Это так смутило и напугало меня, что я, притворившись, будто брат пошутил, громко рассмеялся.
– Элвин собрался в Канаду, чтобы поступить на службу в тамошнюю армию, – продолжил Сэнди. – Он хочет вместе с англичанами воевать против Гитлера.
– Но никому не выиграть у Рузвельта, – возразил я.
– Линдберг выиграет. Америка станет фашистской.
Мы стояли у стола, вдыхая жуткую ауру, источаемую разложенными на нем портретами. Никогда еще собственная малость не была для меня так обидна.
– Никому не говори про эти портреты, – сказал мне Сэнди.
– Но мама с папой их уже видели. Они все твои рисунки видели. Да и другие люди тоже видели.

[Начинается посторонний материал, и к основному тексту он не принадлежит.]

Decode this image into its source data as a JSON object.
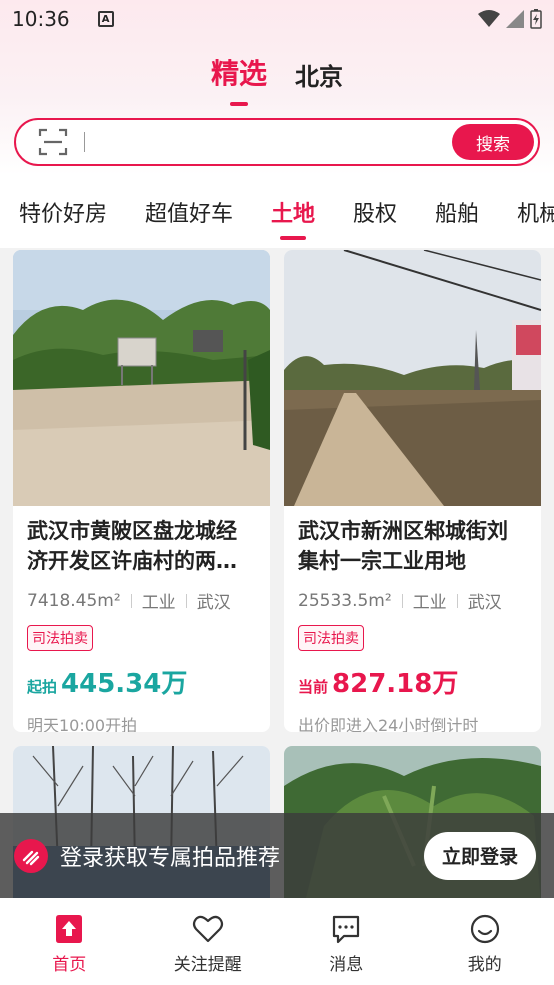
{
  "status_bar": {
    "time": "10:36",
    "notification": "A"
  },
  "top_tabs": [
    {
      "label": "精选",
      "active": true
    },
    {
      "label": "北京",
      "active": false
    }
  ],
  "search": {
    "placeholder": "",
    "button_label": "搜索"
  },
  "categories": [
    {
      "label": "特价好房",
      "active": false
    },
    {
      "label": "超值好车",
      "active": false
    },
    {
      "label": "土地",
      "active": true
    },
    {
      "label": "股权",
      "active": false
    },
    {
      "label": "船舶",
      "active": false
    },
    {
      "label": "机械",
      "active": false
    }
  ],
  "listings": [
    {
      "title": "武汉市黄陂区盘龙城经济开发区许庙村的两…",
      "area": "7418.45m²",
      "usage": "工业",
      "city": "武汉",
      "tag": "司法拍卖",
      "price_prefix": "起拍",
      "price": "445.34万",
      "price_color": "#1aa6a0",
      "note": "明天10:00开拍"
    },
    {
      "title": "武汉市新洲区邾城街刘集村一宗工业用地",
      "area": "25533.5m²",
      "usage": "工业",
      "city": "武汉",
      "tag": "司法拍卖",
      "price_prefix": "当前",
      "price": "827.18万",
      "price_color": "#e8174d",
      "note": "出价即进入24小时倒计时"
    }
  ],
  "login_banner": {
    "text": "登录获取专属拍品推荐",
    "button_label": "立即登录"
  },
  "bottom_nav": [
    {
      "label": "首页",
      "icon": "home-icon",
      "active": true
    },
    {
      "label": "关注提醒",
      "icon": "heart-icon",
      "active": false
    },
    {
      "label": "消息",
      "icon": "message-icon",
      "active": false
    },
    {
      "label": "我的",
      "icon": "profile-icon",
      "active": false
    }
  ],
  "colors": {
    "accent": "#e8174d",
    "teal": "#1aa6a0"
  }
}
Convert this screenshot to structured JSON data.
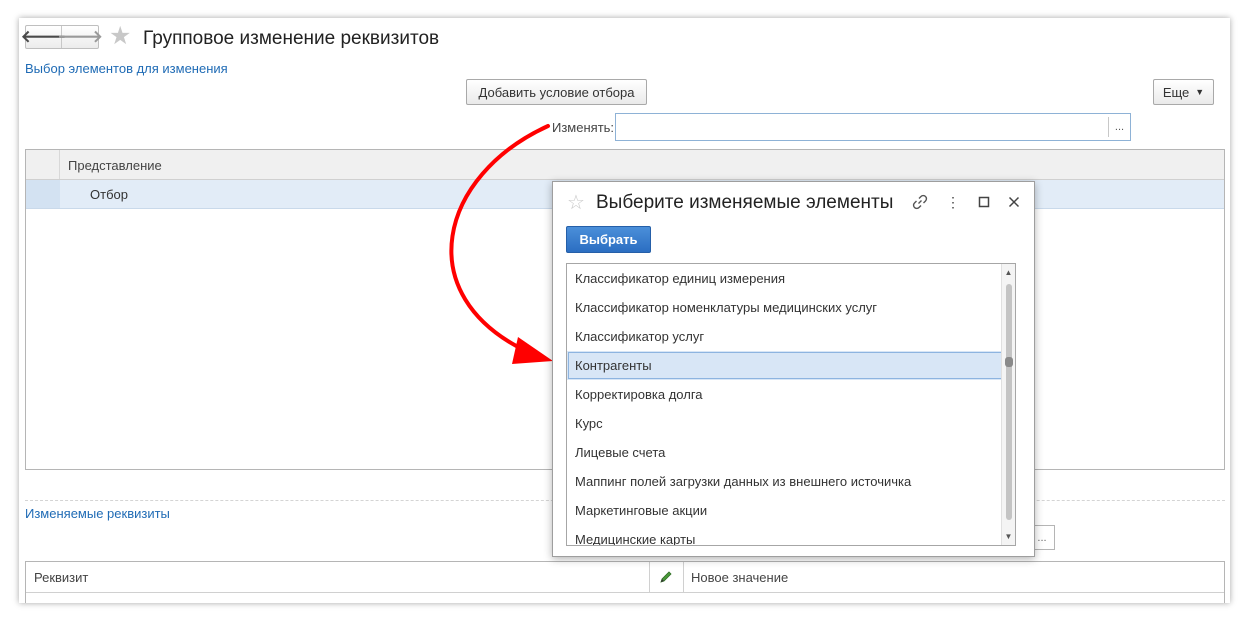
{
  "window": {
    "title": "Групповое изменение реквизитов",
    "nav": {
      "back_icon": "arrow-left-icon",
      "forward_icon": "arrow-right-icon"
    },
    "favorite_icon": "star-icon"
  },
  "selection_section": {
    "label": "Выбор элементов для изменения"
  },
  "toolbar": {
    "add_filter_label": "Добавить условие отбора",
    "more_label": "Еще"
  },
  "change_field": {
    "label": "Изменять:",
    "value": "",
    "select_button": "..."
  },
  "filter_grid": {
    "column_header": "Представление",
    "rows": [
      {
        "label": "Отбор"
      }
    ]
  },
  "attributes_section": {
    "label": "Изменяемые реквизиты",
    "grid": {
      "columns": [
        "Реквизит",
        "Новое значение"
      ],
      "edit_icon": "pencil-icon"
    },
    "hidden_field_button": "..."
  },
  "dialog": {
    "title": "Выберите изменяемые элементы",
    "icons": [
      "star-icon",
      "link-icon",
      "more-vertical-icon",
      "maximize-icon",
      "close-icon"
    ],
    "select_button": "Выбрать",
    "items": [
      "Классификатор единиц измерения",
      "Классификатор номенклатуры медицинских услуг",
      "Классификатор услуг",
      "Контрагенты",
      "Корректировка долга",
      "Курс",
      "Лицевые счета",
      "Маппинг полей загрузки данных из внешнего источичка",
      "Маркетинговые акции",
      "Медицинские карты"
    ],
    "selected_item": "Контрагенты"
  },
  "colors": {
    "link": "#1f6bb5",
    "primary_button": "#2b6ec2",
    "selection": "#d8e6f6",
    "annotation_arrow": "#ff0000"
  }
}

– Я сказал, что порвал их.
Не было человека более надежного, чем мой старший брат. Он держался несколько неприметно, но не потому, что секретничал или обманывал, а потому, что просто-напросто никогда не делал ничего плохого, а значит, и скрывать ему было нечего. Но сейчас, когда привходящие обстоятельства изменили смысл его рисунков, превратив их в то, чем они на самом деле не были, он сказал родителям, будто порвал их, в свою очередь, превратившись в то, чем на самом деле не был.

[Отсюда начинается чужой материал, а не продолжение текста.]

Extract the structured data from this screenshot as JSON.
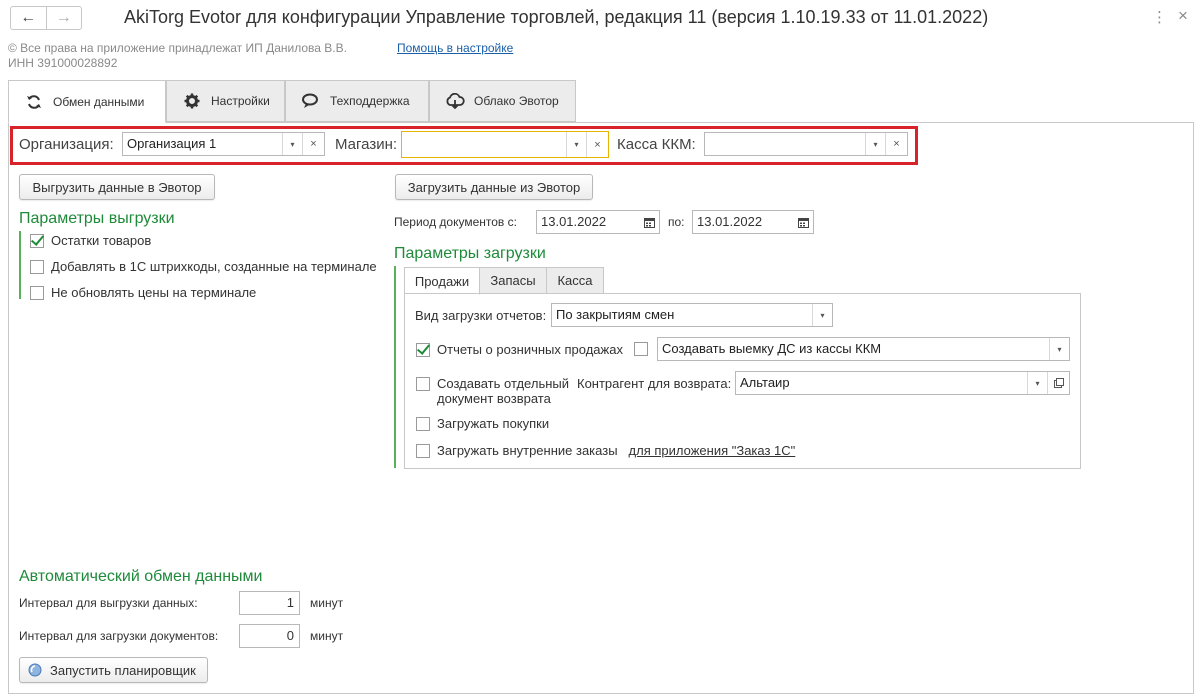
{
  "window": {
    "title": "AkiTorg Evotor для конфигурации Управление торговлей, редакция 11 (версия 1.10.19.33 от 11.01.2022)",
    "back_icon": "←",
    "forward_icon": "→",
    "menu_icon": "⋮",
    "close_icon": "×"
  },
  "header": {
    "copyright_line1": "© Все права на приложение принадлежат ИП Данилова В.В.",
    "copyright_line2": "ИНН 391000028892",
    "help_link": "Помощь в настройке"
  },
  "tabs": [
    {
      "label": "Обмен данными",
      "icon": "refresh-icon",
      "active": true
    },
    {
      "label": "Настройки",
      "icon": "gear-icon",
      "active": false
    },
    {
      "label": "Техподдержка",
      "icon": "chat-icon",
      "active": false
    },
    {
      "label": "Облако Эвотор",
      "icon": "cloud-icon",
      "active": false
    }
  ],
  "filters": {
    "org_label": "Организация:",
    "org_value": "Организация 1",
    "store_label": "Магазин:",
    "store_value": "",
    "kkm_label": "Касса ККМ:",
    "kkm_value": "",
    "clear_glyph": "×",
    "dropdown_glyph": "▾",
    "highlight_color": "#d8232a"
  },
  "export": {
    "button": "Выгрузить данные в Эвотор",
    "section_title": "Параметры выгрузки",
    "options": [
      {
        "label": "Остатки товаров",
        "checked": true
      },
      {
        "label": "Добавлять в 1С штрихкоды, созданные на терминале",
        "checked": false
      },
      {
        "label": "Не обновлять цены на терминале",
        "checked": false
      }
    ]
  },
  "import": {
    "button": "Загрузить данные из Эвотор",
    "period_label": "Период  документов с:",
    "date_from": "13.01.2022",
    "to_label": "по:",
    "date_to": "13.01.2022",
    "section_title": "Параметры загрузки",
    "subtabs": [
      {
        "label": "Продажи",
        "active": true
      },
      {
        "label": "Запасы",
        "active": false
      },
      {
        "label": "Касса",
        "active": false
      }
    ],
    "report_type_label": "Вид загрузки отчетов:",
    "report_type_value": "По закрытиям смен",
    "retail_reports_label": "Отчеты о розничных продажах",
    "retail_reports_checked": true,
    "withdrawal_checked": false,
    "withdrawal_value": "Создавать выемку ДС из кассы ККМ",
    "separate_return_label_1": "Создавать отдельный",
    "separate_return_label_2": "документ возврата",
    "separate_return_checked": false,
    "counterparty_label": "Контрагент для возврата:",
    "counterparty_value": "Альтаир",
    "purchases_label": "Загружать покупки",
    "purchases_checked": false,
    "internal_orders_label": "Загружать внутренние заказы",
    "internal_orders_checked": false,
    "internal_orders_link": "для приложения \"Заказ 1С\""
  },
  "auto": {
    "section_title": "Автоматический обмен данными",
    "export_interval_label": "Интервал для выгрузки данных:",
    "export_interval_value": "1",
    "import_interval_label": "Интервал для загрузки документов:",
    "import_interval_value": "0",
    "unit": "минут",
    "scheduler_button": "Запустить планировщик"
  },
  "colors": {
    "section_green": "#1e8a3a",
    "link_blue": "#1b5fa8",
    "focus_yellow": "#e8b400"
  }
}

– А если они найдут? – спросил я.
– Как это – найдут?
– Ну, не знаю.
– Именно что не знаешь. Главное, сам помалкивай – и никто ничего не найдет.

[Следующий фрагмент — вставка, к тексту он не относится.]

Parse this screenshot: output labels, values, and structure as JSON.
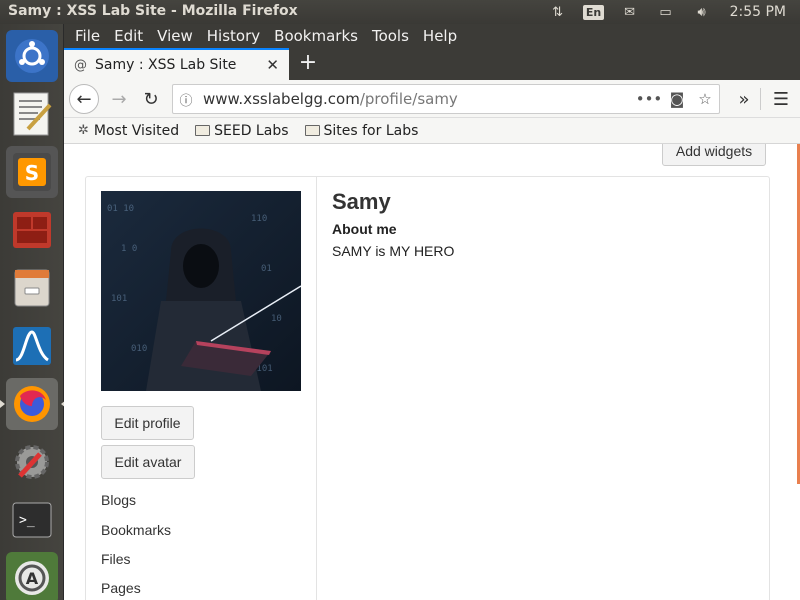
{
  "system_panel": {
    "window_title": "Samy : XSS Lab Site - Mozilla Firefox",
    "keyboard_layout": "En",
    "clock": "2:55 PM",
    "tray_icons": [
      "network-arrows-icon",
      "keyboard-layout-icon",
      "mail-icon",
      "battery-icon",
      "volume-icon"
    ]
  },
  "launcher": {
    "items": [
      "ubuntu-dash-icon",
      "text-editor-icon",
      "sublime-text-icon",
      "terminal-emulator-icon",
      "file-manager-icon",
      "wireshark-icon",
      "firefox-icon",
      "system-settings-icon",
      "terminal-icon",
      "software-updater-icon"
    ]
  },
  "browser": {
    "menu": [
      "File",
      "Edit",
      "View",
      "History",
      "Bookmarks",
      "Tools",
      "Help"
    ],
    "tab": {
      "title": "Samy : XSS Lab Site"
    },
    "url": {
      "host": "www.xsslabelgg.com",
      "path": "/profile/samy"
    },
    "bookmarks": [
      "Most Visited",
      "SEED Labs",
      "Sites for Labs"
    ]
  },
  "page": {
    "add_widgets": "Add widgets",
    "profile_name": "Samy",
    "about_label": "About me",
    "about_value": "SAMY is MY HERO",
    "edit_profile": "Edit profile",
    "edit_avatar": "Edit avatar",
    "owner_links": [
      "Blogs",
      "Bookmarks",
      "Files",
      "Pages"
    ]
  },
  "colors": {
    "tab_accent": "#0a84ff",
    "scroll_indicator": "#e9804f",
    "ubuntu_panel": "#3c3b37"
  }
}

Я послушался его по целому ряду причин, одна из которых заключалась вот в чем: третьей по старшинству маркой в моей коллекции – которую я, разумеется, ни за что бы не порвал и не выбросил, – была десятицентовая авиамарка, выпущенная в 1927 году в честь трансатлантического перелета Линдберга. Голубая марка – по горизонтали в два раза длинней, чем по вертикали, – на которой «Дух Сент-Луиса» перелетает океан с запада на восток, послужила Сэнди моделью для изображения самолета на его рисунке, посвященном материнской беременности. Ближе к левому полю марки шла береговая линия Северной Америки с пометкой «Нью-Йорк», тогда как по правому полю располагались контуры Ирландии и Великобритании и береговая линия Франции с пометкой «Париж», причем «Нью-Йорк» и «Париж» были соединены аркой, обозначающей беспосадочный перелет между двумя городами. На самом верху марки под крупной надписью «ПОЧТА США» было выведено «ЛИНДБЕРГ – АВИАПОЧТА» – пусть и шрифтом самую малость помельче, но достаточно крупно, чтобы эти слова мог разобрать семилетний мальчик, не страдающий ни близорукостью, ни дальнозоркостью. Уже тогда каталог оценивал эту марку в двадцать центов – и, как я моментально сообразил, ее стоимость будет только возрастать (причем так стремительно, что она станет главным моим сокровищем), если Элвин окажется прав и случится самое худшее.